A group of developers build up a technology called disposable identities in order to address these problems, so that people can be tracked without disclosing their genuine identity or personal data. They hope that governments will be allowed to curb COVID-19 and every other pandemic.
 
The project team defines disposable identities as "temporary identities based on characteristics which grant privacy to end users."
 
Usable identities can be used to track citizens' health status. People will each have a smartphone app with a health status color code. If a person visits the doctor, he or she may update his or her state of health.
 
This mobile application creates a user-friendly identity that protects the privacy of the citizen during this time.
 
Mobile devices, in effect, submit government reports to provide the pandemic with an summary and perspective to make decisions without violating the privacy of people.
 
There are many other problems while tracking infected citizens.
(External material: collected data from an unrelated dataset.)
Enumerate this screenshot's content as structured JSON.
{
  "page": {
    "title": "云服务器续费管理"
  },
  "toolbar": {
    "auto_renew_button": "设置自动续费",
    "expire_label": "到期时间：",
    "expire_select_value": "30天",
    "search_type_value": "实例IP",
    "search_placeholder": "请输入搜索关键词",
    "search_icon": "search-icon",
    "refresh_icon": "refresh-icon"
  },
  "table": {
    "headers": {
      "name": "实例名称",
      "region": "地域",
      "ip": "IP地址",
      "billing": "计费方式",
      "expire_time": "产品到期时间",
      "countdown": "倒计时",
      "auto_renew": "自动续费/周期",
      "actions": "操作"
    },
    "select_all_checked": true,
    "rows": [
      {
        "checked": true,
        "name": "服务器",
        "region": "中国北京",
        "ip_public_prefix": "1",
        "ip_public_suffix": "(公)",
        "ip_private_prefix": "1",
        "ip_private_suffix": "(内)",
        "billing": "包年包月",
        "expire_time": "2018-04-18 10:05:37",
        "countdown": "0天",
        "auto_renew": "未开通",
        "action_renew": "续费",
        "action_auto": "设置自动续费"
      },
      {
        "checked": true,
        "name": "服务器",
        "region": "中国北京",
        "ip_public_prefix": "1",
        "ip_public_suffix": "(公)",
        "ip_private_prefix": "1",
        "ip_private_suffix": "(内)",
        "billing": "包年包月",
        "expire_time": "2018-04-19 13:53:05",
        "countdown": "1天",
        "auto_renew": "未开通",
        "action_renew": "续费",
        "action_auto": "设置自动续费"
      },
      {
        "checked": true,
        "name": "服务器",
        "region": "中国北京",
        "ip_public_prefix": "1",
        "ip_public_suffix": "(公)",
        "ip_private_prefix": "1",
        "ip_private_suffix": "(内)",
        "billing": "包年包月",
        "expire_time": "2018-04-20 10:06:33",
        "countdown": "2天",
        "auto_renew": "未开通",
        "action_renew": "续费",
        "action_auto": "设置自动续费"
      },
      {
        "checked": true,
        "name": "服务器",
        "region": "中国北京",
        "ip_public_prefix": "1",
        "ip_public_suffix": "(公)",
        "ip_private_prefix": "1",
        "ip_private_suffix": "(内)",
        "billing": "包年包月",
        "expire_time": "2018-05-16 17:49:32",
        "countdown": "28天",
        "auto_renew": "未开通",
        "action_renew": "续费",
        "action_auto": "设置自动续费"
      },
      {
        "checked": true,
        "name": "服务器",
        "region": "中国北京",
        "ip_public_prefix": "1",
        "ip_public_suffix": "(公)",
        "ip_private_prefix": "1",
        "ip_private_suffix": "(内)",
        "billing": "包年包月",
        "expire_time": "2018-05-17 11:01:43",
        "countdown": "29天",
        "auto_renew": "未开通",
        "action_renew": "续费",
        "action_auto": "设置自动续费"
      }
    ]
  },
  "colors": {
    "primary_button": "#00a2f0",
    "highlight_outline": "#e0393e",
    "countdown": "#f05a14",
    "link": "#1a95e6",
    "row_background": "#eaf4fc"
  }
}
One is the shortage of medical services.
 
Data protection while hospital visits are reduced
 
Under the leadership of a former ConsenSys developer, over 30 scientists and technicians have come together recently to establish a mobile application open source to enable users to track their coronavirus symptoms via a blockchain base, which maintains ownership of the ingoing data.
 
Symptoms tracking has been extremely important for physicians as patients are traveled through a system, and the goal of decentralized projects such as this is not to allow third parties to collect information that compromise.
 
Symptom trackers based on Blockchain could also provide education and information in order to reduce the number of unnecessary hospital visits further.
 
Use after the coronavirus era, symptom tracking applications that ultimately serve as a trustworthy interface between the public and the health system .. In principle, health agencies should exchange informational materials with the general public and individuals should select details they exchange with other parties.
 
In the meantime, this technology could be very useful in allowing patients to use bureaucratic patient registration and bureaucracy throughout the health sector.
 
There are new organizations that concentrate on privacy and also spin up projects. NBC only had a variety of different teams.
 
This is a list of the most important information we know that at least attempts to address the private environment of a person while fighting the virus: COVID Watch, NextTrace, GreenPass, CoronaTracker, Corona Tracker, COVID Safe Paths, MiPasa, Tech Against Corona, Verily and the Pinterest engineers, DP3 T, TraceTogether, and HaMagen engineers.
 
Durable change
These are just two examples how decentralized applications can give governments and organisations, without having to risk citizens' privacy, data or identities, the instruments they need to serve and safeguard society at large.
 
Sadly, several government departments have been jeopardizing citizens' data for public safety since the beginning of the COVID-19 pandemic. We recognize that emergency steps are necessary in times of crisis, but the technology needed to prevent such decisions is already there while successfully serving people.
 
Much is going to change following the coronavirus; we hope that a shift to decentralized technology will be a positive development.